Nos estágios mais precoces, o câncer não costuma se manifestar clinicamente ou apresenta apenas sintomas inespecíficos. Quando mais avançado, os sintomas começam a surgir, sendo esse, o momento de diagnóstico da maioria dos casos. Perda de peso, anorexia, disfagia, dor epigástrica, melena e saciedade precoce são os principais. O sangramento crônico pode estar presente e pode se apresentar como anemia ferropriva, fadiga e mal-estar. Massas palpáveis em região epigástrica, vômitos recorrentes e caquexia são outros possíveis sintomas.

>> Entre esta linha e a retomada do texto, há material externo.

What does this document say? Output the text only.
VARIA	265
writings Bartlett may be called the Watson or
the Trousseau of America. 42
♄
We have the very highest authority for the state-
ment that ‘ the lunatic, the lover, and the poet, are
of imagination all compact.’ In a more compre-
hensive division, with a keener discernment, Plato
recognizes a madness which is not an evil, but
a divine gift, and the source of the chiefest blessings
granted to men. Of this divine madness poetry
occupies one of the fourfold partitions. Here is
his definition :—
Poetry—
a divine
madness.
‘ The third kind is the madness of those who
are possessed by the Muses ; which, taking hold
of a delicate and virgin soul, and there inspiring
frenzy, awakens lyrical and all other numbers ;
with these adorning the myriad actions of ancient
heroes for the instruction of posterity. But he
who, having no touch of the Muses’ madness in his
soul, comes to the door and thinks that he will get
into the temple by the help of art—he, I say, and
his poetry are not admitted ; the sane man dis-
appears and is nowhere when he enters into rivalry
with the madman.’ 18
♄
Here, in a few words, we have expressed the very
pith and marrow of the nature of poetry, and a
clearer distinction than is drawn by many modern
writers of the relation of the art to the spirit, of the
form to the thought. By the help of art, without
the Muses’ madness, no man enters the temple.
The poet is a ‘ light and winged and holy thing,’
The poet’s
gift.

Achados importantes durante o exame físico que sugerem fortemente a presença desse adenocarcinoma são o linfonodo de Virchow (adenomegalia supraclavicular esquerda) e o sinal da irmã Maria José [nódulo palpável na região umbilical].

Também podem ser percebidos sintomas associados aos principais locais de metástase, como fígado (dor em quadrante superior direito do abdome, icterícia e ascite) e pulmões (hemoptise e tosse)".

(In:<https://www.sanarmed.com/resumos-adenocarcinoma-gastrico-fatores-de-risco-sintomas-diagnostico-e-tratamento>)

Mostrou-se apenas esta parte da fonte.